Six people aged between 18 and 25 were arrested as part of the far-right gathering on Saturday night. They were fast-tracked in front of a judge and given prison sentences of between six and 10 months for taking part in a gathering with a view to preparing violence. Five of them were also convicted for violence against the police.

“When you come with sticks, you don’t come to defend a cause, you come to attack,” said the prosecutor, Vanina Lepaul-Ercole.

Another far-right gathering in Romans was dispersed by police on Sunday.

About 30 people have been arrested over the extreme-right gatherings in recent days, including after an unauthorised march in the city of Lyon this week.

“I will propose that a number of small groups are wound up,” Darmanin said.

Darmanin condemned what he called the “reaction of extreme-right militia”, and said he had asked the police to be firm and make arrests.

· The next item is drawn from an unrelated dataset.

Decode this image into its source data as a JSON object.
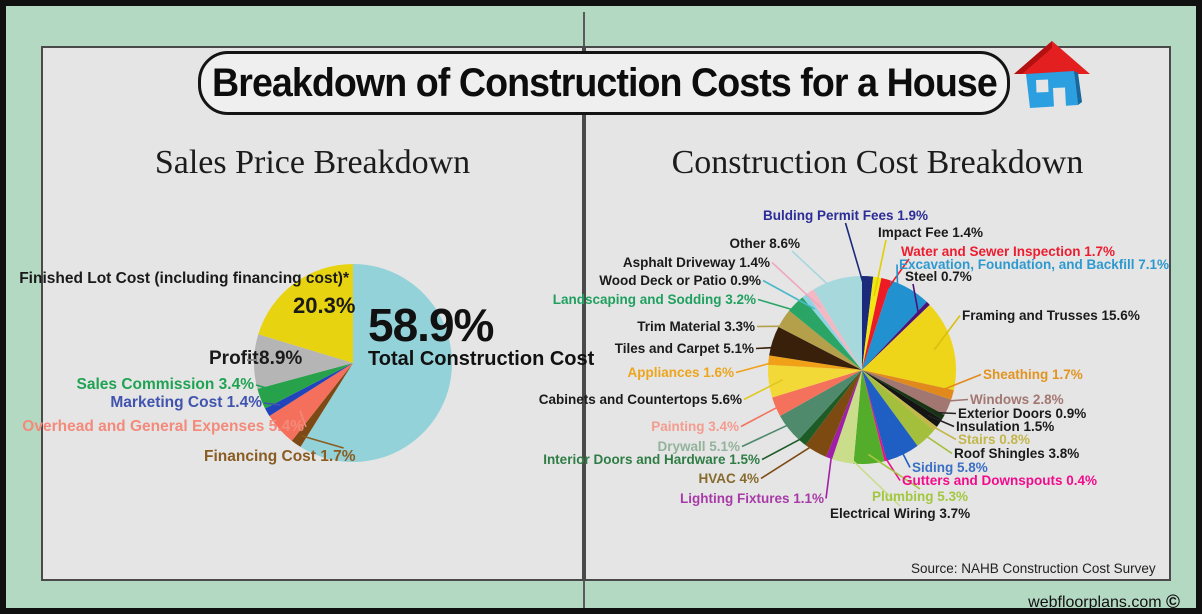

He said because police had dealt firmly with these groups, France had avoided an “Irish-style scenario”, in reference to riots in Dublin last week when about 500 anti-immigrant activists and gangs of youths looted shops, burned vehicles and attacked police.

Darmanin said: “I will let no militia, be they extreme-right or whatever radical movement [try to substitute themselves] for the law instead of the prosecutor and police.” He said there was a mobilisation of the extreme-right that wanted to “tip the country into civil war”.

He criticised such militia for aiming to carry out what he called racist attacks, attacking people of North African origin or “shouting their nostalgia for the Third Reich”. He said that since 2017, 13 violent projects by ultra-right groups had been prevented by the intelligence services.

The state prosecutor in Valence has said investigators are still working to determine what exactly took place at the end of the village dance party in Crépol, which 400 people had attended.

As well as Thomas’s death, nine people were wounded, four seriously. The senior prosecutor, Laurent de Caigny, said the violence appeared to have broken out for “petty reasons” rather than being a premeditated attack based on “race, ethnicity, nationality or religion” – and was perhaps sparked by a passing remark about “somebody’s haircut”.

Olivier Véran, the government spokesperson, went to Crépol this week and said the “tragedy” there and the tensions that followed had put France at risk of “a tipping-over of our society”.

He said: “It’s up to the judiciary to render justice. Not for the French public themselves.”

The communist politician Fabien Roussel said this week that French far-right politicians were exploiting the events at Crépol.

Marion Maréchal, the leading European election candidate for the far-right Reconquête party, run by former TV pundit and failed presidential candidate, Eric Zemmour, wrote of the events in Crépol on X: “Now anti-white racism is hitting our countryside.”

Jordan Bardella, the president of Marine Le Pen’s far-right National Rally party, which is the biggest single opposition party in parliament, told French TV this week that Thomas’s death showed the “daily terror lived by millions of French people and millions of parents who are worried about their children going out on the streets in France because they know they risk being attacked”.

Bardella alleged that witnesses had said young people from housing estates had behaved as “predators” and come to the village to “hammer whites” and “hammer young people”.